神奈川県大磯の仏像専門店、仏光です。思い立ってはじめた徒然草の現代語訳、週一度程度で更新予定です。全244段の長旅となりますが、お好きなところからお楽しみいただければ幸いです。
原文
萬のことは、月見るにこそ慰むものなれ。ある人の、月ばかり面白きものはあらじといひしに、またひとり、露こそあはれなれと争ひしこそをかしけれ。折にふれば、何かはあはれならざらむ。
月花はさらなり、風のみこそ人に心はつくめれ。岩にくだけてきよくながるる水のけしきこそ、時をもわかずめでたけれ。?湘日夜東に流れ去る、愁人の為にとどまること少時もせずといへる詩を見侍りしこそ、あはれなりしか。?康も、山沢に遊びて、魚鳥を見れば心たのしぶといへり。人遠く、水草きよき所に、さまよひありきたるばかり、心慰む事はあらじ。
翻訳
何かにつけ、月を眺めてさえいれば心は自然と慰められる。ある人が、月ほど情緒あるものはない、と云いったのに、別の人が、いや露には及ぶまい、と抗弁して争ったのも微笑ましい。その場にさえ相応しければ、何であろうとあわれをもよおすものだ。

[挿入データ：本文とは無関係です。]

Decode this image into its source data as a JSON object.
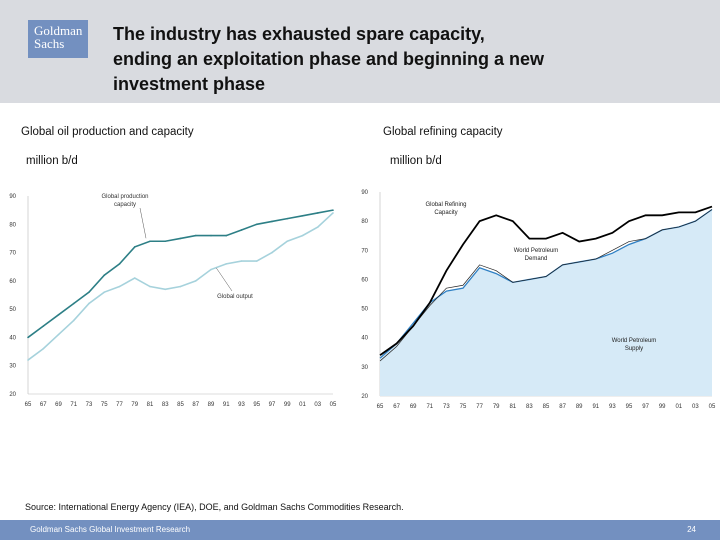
{
  "header": {
    "logo_line1": "Goldman",
    "logo_line2": "Sachs",
    "title_line1": "The industry has exhausted spare capacity,",
    "title_line2": "ending an exploitation phase and beginning a new",
    "title_line3": "investment phase"
  },
  "left_chart": {
    "heading": "Global oil production and capacity",
    "unit": "million b/d"
  },
  "right_chart": {
    "heading": "Global refining capacity",
    "unit": "million b/d"
  },
  "footer": {
    "source": "Source: International Energy Agency (IEA), DOE, and Goldman Sachs Commodities Research.",
    "org": "Goldman Sachs Global Investment Research",
    "page": "24"
  },
  "colors": {
    "brand": "#7390c0",
    "header_bg": "#d9dbe0",
    "capacity_line": "#2d7f86",
    "output_line": "#a6d2dc",
    "supply_fill": "#d6eaf7",
    "supply_line": "#2f80c4"
  },
  "chart_data": [
    {
      "type": "line",
      "title": "Global oil production and capacity",
      "ylabel": "million b/d",
      "ylim": [
        20,
        90
      ],
      "yticks": [
        "20",
        "30",
        "40",
        "50",
        "60",
        "70",
        "80",
        "90"
      ],
      "xticks": [
        "65",
        "67",
        "69",
        "71",
        "73",
        "75",
        "77",
        "79",
        "81",
        "83",
        "85",
        "87",
        "89",
        "91",
        "93",
        "95",
        "97",
        "99",
        "01",
        "03",
        "05"
      ],
      "x": [
        1965,
        1967,
        1969,
        1971,
        1973,
        1975,
        1977,
        1979,
        1981,
        1983,
        1985,
        1987,
        1989,
        1991,
        1993,
        1995,
        1997,
        1999,
        2001,
        2003,
        2005
      ],
      "series": [
        {
          "name": "Global production capacity",
          "values": [
            40,
            44,
            48,
            52,
            56,
            62,
            66,
            72,
            74,
            74,
            75,
            76,
            76,
            76,
            78,
            80,
            81,
            82,
            83,
            84,
            85
          ]
        },
        {
          "name": "Global output",
          "values": [
            32,
            36,
            41,
            46,
            52,
            56,
            58,
            61,
            58,
            57,
            58,
            60,
            64,
            66,
            67,
            67,
            70,
            74,
            76,
            79,
            84
          ]
        }
      ],
      "annotations": [
        "Global production capacity",
        "Global output"
      ]
    },
    {
      "type": "area",
      "title": "Global refining capacity",
      "ylabel": "million b/d",
      "ylim": [
        20,
        90
      ],
      "yticks": [
        "20",
        "30",
        "40",
        "50",
        "60",
        "70",
        "80",
        "90"
      ],
      "xticks": [
        "65",
        "67",
        "69",
        "71",
        "73",
        "75",
        "77",
        "79",
        "81",
        "83",
        "85",
        "87",
        "89",
        "91",
        "93",
        "95",
        "97",
        "99",
        "01",
        "03",
        "05"
      ],
      "x": [
        1965,
        1967,
        1969,
        1971,
        1973,
        1975,
        1977,
        1979,
        1981,
        1983,
        1985,
        1987,
        1989,
        1991,
        1993,
        1995,
        1997,
        1999,
        2001,
        2003,
        2005
      ],
      "series": [
        {
          "name": "Global Refining Capacity",
          "values": [
            34,
            38,
            44,
            52,
            63,
            72,
            80,
            82,
            80,
            74,
            74,
            76,
            73,
            74,
            76,
            80,
            82,
            82,
            83,
            83,
            85
          ]
        },
        {
          "name": "World Petroleum Demand",
          "values": [
            32,
            37,
            44,
            51,
            57,
            58,
            65,
            63,
            59,
            60,
            61,
            65,
            66,
            67,
            70,
            73,
            74,
            77,
            78,
            80,
            84
          ]
        },
        {
          "name": "World Petroleum Supply",
          "values": [
            33,
            38,
            45,
            52,
            56,
            57,
            64,
            62,
            59,
            60,
            61,
            65,
            66,
            67,
            69,
            72,
            74,
            77,
            78,
            80,
            84
          ]
        }
      ],
      "annotations": [
        "Global Refining Capacity",
        "World Petroleum Demand",
        "World Petroleum Supply"
      ]
    }
  ]
}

月や花は云うまでもないが、中でも風は抜きん出て人の心を潤わす。岩に砕けつつ流れゆく水の情景も、いつ何時見ても晴れ晴れとする。?水も湘水も昼夜問わずひたすら東に流れ去り、都を恋うる私のためにいっ時たりとも留まってはくれない、と詠んだ詩を拝見したことがあったが、あれには心打たれたものだ。?康も、山の沢で戯れ、魚や鳥を眺めているだけで愉快な気分になる、と云った。人里を離れ、水や草のきれいな辺りをそぞろ歩くくらい、憂さを忘れさせてくれることはない。
註釈
○?康
けいこう。竹林の七賢人の一人。
どうもしっくりこない自然描写を、今度は支那の詩人や七賢人を持ち出してきて手堅くまとめようとしています。
「枕草子」もどきよりはマシですが、かと云ってどうということもない凡段ですね。
一体に兼好の文章は、ヨイショに向いてないんですよね。褒め下手なんですよ。
例えば「枕草子」の中宮定子への無条件の賞賛、ああいう無邪気さがそもそも欠如していたんだと思います。
この段で見逃してはならないのが、「~といへる詩を見侍りし」の「侍り」。
見せてくれた目上の者(おそらくは主家の堀川家の誰かか、歌道の師匠二条為世)への敬意はもちろん、詩の作者(唐の詩人戴叔倫)に対する並々ならぬ尊敬の念が見てとれます。昔の詩人歌人に甘く、当代歌人たちには手厳しい兼好の偏屈な一面がうかがえます。